The right way to "let someone go"

If we have an employee who has performance issues (not well documented, unfortunately), and we are facing a staff reduction in his department, is it better to just let him go with the staff reduction being the stated reason? Or is it better to document his performance issues and include them in the stated reason for his termination? What would you do?



  • 6 Comments sorted by Votes Date Added
  • i think you should be honest about the reason you are firing him. there's no reason to go into much detail but if you are not honest it might come back to bite you during litigation. you should have the documentation to back you up
  • I would be totally upfront with the employee. "We are having to reduce staff in your department and you were chosen because of xyz performance issues".  Because your documentation is not what it should be and you are not giving the employee the opportunity to correct the performance issues, you need to plan on the employee being awarded unemployment insurance.
  • I agree with the others. The best thing to do is to be honest. If you have a progressive discipline policy and you haven't followed it regarding this employee, you may want to do that - and give the employee the chance to redeem himself. But in the end, if he ends up suing you, and you change your story, it looks bad.
  • As long as the person's position was already included in the RIF, I think it is okay not to document the other issues because the RIF is not based on performance or lack thereof of the individual employee.

  • But a RIF is always based on something. It may be seniority or other criteria, and unless I am reading the initial post incorrectly, this particular RIF was based upon performance.  Yes, it is okay not to document the other issues, but it is better to be clear about the criteria so that the employee doesn't assume that the RIF was based upon an illegal criteria (such as age, race, national origin, etc.)
  • I try to avoid muddying the waters with mixed reasons or reasons that are poorly documented.  When I fire a salesperson for a behavior related reason, their supervisor always wants to chime in with a performance issue.  If the performance issue isn't the cause or a contributor to the termination, then I don't mention it in any termination documentation.  My experience is that these "side notes" to the central cause of termination only make outside entities suspicious of pretext.
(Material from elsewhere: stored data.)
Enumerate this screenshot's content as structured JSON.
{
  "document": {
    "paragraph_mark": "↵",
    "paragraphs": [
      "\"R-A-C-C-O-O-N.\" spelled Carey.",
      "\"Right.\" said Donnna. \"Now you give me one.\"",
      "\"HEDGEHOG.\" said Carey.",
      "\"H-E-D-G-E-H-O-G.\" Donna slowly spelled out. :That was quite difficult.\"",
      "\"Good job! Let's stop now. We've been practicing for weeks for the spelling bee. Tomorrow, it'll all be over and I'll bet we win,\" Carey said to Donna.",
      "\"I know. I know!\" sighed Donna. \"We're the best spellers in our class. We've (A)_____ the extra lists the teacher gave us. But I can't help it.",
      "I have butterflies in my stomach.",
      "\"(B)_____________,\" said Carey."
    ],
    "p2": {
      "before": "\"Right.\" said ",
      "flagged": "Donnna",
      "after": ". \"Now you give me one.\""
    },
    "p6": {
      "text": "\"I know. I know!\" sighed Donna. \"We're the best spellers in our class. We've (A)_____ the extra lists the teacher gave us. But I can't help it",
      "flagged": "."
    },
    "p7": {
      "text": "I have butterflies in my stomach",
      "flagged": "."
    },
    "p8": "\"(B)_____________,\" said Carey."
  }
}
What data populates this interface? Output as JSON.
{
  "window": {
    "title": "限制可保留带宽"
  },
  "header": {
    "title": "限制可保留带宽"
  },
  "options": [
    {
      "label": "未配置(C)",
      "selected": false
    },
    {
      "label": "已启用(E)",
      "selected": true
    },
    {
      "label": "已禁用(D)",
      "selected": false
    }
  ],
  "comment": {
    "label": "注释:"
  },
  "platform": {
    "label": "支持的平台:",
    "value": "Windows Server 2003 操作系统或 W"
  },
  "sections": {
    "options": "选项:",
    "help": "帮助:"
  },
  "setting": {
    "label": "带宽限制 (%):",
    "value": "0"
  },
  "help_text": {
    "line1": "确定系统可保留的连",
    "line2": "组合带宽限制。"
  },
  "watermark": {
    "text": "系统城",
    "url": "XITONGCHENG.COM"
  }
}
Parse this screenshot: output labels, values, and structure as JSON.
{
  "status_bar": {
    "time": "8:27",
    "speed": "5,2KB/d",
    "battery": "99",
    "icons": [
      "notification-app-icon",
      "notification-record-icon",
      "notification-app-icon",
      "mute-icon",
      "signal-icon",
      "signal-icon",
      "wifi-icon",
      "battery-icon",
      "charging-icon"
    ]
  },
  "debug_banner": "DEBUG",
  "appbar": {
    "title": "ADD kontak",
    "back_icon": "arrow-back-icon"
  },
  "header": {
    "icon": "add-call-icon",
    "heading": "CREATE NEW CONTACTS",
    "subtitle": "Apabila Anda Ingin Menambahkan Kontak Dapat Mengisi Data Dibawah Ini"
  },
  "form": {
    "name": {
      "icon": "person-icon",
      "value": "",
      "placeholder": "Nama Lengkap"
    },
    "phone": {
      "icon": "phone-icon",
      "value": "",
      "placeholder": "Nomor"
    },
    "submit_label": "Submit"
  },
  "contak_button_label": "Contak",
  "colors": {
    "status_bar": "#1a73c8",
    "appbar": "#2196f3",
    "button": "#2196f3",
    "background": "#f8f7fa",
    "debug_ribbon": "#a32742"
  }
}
    Would you normally fire someone for poorly documented or undocumented performance problems?  If not, then I would simply tell the manager to document performance problems if they don't want poor performers on their team.  A lot depends on how measurable this employee's performance is.  If they do assembly line or sales work, you have hard numbers you can use to back a position on poor performance.  If they do work that is more difficult to count or simply not-counted (e.g., who is the slowest packet colater in your office), then you are in an awkward position terming them for uncountable or uncounted poor performance that has never been brought to their attention or never escalated to the point of warning them that it was a very serious matter.  That is especially true if it might be the case that other people are at the same performance level.  There are so many things that can go bad:

    • The employee can claim they didn't know they were in trouble and that the termination was a pretext for something else such as illegal discrimination.  The Company will have no evidence that the person was told they were performing poorly.
    • The employee can claim that others are at the same performance level and that the termination was a pretext for something else such as illegal discrimination.  If the Company doesn't have similar performance measures on other employees doing similar work, it will be hard to support the claim that this person's work was different in any way from the others'.
    • The employees' friends and coworkers may not share the view that this person's performance is poor and, because it's not measured or not measured adequately, nobody will ever be able to convince them that the termination was fair.  You can end up with morale/engagement problems and/or turnover.

    Now, on the RIF side of things, what are the criteria for determining who gets separated and who does not?  If your criteria clearly capture the person of interest, then RIF them for those reasons and for no others.  If your criteria don't clearly capture the person of interest, then you are back in the position of contemplating the termination of employment for undocumented or poorly documented reasons.